Elaheh
Jalalpour,
Master’s
candidate
David
R.
Cheriton
School
of
Computer
Science
A Content Delivery Network (CDN) employs edge-servers caching content close to end-users to provide high Quality of Service (QoS) in serving digital content. Attacks against edge-servers are known to cause QoS degradation and disruption in serving end-users. Protecting edge-servers is vital but represents a complex task. Not only must the attack mitigation be immediately effective, but the corresponding overhead should also not negatively affect the QoS of legitimate users.
We propose a software-based security system for CDN edge-servers to mitigate various attacks. The approach is to automatically react to threats by deploying and managing security services.
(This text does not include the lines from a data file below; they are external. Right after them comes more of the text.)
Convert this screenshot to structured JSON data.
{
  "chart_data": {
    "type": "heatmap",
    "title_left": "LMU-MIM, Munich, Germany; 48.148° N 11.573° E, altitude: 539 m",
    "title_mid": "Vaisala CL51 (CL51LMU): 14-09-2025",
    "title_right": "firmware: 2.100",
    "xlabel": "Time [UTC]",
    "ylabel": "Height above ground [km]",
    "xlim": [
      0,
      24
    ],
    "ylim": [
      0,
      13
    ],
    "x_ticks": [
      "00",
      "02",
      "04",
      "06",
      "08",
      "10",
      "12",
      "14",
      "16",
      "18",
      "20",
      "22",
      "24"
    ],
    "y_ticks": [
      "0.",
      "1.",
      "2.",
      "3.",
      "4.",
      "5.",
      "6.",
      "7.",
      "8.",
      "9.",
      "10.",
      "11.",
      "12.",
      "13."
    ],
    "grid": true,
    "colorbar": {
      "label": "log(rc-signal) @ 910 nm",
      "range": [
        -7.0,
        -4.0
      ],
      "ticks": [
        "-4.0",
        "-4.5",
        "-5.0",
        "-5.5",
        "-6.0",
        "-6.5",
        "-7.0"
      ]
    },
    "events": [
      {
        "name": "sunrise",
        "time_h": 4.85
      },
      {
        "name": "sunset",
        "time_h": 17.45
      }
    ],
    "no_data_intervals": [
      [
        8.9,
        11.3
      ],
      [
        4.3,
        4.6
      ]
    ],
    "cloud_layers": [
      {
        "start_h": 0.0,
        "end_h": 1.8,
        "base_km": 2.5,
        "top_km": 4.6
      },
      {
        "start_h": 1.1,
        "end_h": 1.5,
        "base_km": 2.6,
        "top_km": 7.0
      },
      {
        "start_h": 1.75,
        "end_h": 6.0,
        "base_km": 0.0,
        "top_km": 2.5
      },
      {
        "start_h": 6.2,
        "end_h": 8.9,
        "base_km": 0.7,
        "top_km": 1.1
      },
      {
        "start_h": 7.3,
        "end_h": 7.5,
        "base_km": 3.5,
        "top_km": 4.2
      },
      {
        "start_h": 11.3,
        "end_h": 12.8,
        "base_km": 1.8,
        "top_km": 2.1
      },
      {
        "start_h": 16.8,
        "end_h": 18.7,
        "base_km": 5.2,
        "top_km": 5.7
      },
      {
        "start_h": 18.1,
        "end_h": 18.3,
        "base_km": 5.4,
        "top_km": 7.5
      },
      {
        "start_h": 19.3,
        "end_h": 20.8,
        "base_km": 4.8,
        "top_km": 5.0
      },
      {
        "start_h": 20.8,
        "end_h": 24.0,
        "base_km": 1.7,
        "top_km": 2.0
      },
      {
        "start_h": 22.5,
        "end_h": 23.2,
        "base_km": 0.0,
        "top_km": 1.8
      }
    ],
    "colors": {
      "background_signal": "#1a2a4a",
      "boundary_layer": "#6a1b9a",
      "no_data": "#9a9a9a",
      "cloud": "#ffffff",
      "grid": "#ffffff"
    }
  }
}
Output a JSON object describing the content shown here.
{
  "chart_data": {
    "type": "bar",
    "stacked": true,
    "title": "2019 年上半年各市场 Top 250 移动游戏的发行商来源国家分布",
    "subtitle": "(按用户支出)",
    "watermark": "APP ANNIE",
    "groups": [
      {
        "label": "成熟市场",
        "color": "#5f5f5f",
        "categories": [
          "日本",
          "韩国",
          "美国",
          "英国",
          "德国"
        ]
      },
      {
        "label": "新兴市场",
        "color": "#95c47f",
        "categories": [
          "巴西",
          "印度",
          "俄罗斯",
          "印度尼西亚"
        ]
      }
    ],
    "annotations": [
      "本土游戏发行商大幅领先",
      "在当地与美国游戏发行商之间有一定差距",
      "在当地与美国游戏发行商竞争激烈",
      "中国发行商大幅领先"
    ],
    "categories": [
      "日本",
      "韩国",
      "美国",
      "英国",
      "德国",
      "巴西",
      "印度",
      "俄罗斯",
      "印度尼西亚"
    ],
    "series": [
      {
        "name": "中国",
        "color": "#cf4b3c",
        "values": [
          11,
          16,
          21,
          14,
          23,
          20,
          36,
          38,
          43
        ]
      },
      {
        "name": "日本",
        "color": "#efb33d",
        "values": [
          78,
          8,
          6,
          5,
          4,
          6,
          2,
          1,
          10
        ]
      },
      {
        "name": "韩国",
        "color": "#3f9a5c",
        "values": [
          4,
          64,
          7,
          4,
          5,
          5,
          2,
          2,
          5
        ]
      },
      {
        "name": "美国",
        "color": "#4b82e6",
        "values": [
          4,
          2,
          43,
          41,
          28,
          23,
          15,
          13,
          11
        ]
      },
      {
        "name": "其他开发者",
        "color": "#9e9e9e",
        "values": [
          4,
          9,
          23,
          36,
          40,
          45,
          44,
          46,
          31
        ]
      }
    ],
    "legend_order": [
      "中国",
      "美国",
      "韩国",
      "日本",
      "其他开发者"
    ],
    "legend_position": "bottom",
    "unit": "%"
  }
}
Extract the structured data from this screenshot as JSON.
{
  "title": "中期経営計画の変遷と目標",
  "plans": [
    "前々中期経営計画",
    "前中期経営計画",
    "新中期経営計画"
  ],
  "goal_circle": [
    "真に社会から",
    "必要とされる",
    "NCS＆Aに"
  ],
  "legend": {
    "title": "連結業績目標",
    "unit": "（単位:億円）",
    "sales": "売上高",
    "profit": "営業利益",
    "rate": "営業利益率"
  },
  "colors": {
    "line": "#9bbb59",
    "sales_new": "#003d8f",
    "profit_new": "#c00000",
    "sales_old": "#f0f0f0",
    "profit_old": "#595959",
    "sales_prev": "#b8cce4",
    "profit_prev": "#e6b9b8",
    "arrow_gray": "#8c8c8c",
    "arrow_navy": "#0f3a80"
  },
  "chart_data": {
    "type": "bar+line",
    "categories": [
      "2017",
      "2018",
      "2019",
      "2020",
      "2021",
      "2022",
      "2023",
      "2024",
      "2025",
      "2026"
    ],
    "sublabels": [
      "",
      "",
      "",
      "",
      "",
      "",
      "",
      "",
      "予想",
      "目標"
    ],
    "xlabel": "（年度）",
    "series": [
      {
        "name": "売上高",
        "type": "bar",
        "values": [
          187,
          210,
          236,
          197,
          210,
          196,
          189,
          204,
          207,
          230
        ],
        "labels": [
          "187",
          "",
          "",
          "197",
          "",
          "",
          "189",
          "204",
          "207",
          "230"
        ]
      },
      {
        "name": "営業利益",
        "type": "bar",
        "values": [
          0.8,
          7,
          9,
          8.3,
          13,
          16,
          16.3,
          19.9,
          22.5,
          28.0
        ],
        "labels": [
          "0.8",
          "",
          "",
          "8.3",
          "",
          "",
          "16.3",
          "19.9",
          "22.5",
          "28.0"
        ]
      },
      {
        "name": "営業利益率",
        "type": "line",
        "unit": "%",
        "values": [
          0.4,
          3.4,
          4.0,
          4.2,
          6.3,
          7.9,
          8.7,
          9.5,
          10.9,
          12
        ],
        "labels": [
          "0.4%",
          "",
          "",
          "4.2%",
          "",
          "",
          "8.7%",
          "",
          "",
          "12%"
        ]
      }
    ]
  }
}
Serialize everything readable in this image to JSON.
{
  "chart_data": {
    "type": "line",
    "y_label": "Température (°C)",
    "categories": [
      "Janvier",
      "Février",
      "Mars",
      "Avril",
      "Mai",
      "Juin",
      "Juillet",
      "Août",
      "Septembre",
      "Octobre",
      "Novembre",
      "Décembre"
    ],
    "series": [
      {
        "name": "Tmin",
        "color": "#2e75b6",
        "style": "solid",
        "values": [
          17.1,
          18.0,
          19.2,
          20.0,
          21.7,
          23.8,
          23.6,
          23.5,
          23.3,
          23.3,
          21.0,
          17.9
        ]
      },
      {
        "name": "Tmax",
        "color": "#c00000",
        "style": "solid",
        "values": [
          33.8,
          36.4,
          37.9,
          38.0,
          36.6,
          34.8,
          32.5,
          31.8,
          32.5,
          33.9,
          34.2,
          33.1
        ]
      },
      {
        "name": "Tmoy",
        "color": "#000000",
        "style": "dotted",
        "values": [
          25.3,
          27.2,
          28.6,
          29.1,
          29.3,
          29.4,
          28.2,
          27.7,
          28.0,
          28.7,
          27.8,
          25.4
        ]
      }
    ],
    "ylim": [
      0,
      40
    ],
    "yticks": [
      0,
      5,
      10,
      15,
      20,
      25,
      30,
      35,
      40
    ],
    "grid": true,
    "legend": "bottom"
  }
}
These security services are realized using virtualized security function chains created, configured, and removed dynamically. The desired system behavior is governed by high-level security policies dictated by a network operator.
Our system monitors the CDN edge-server resources and incoming traffic, analyzes them and generates alerts that might trigger policies. We demonstrate how our system can be programmed using these policies to automatically handle real-world attacks. Our performance evaluation shows that our system is accurate in detecting known and zero-day attacks and anomalies. Evaluation results also show the system is low-overhead, immediately responds to threats, and quickly recovers legitimate traffic throughput.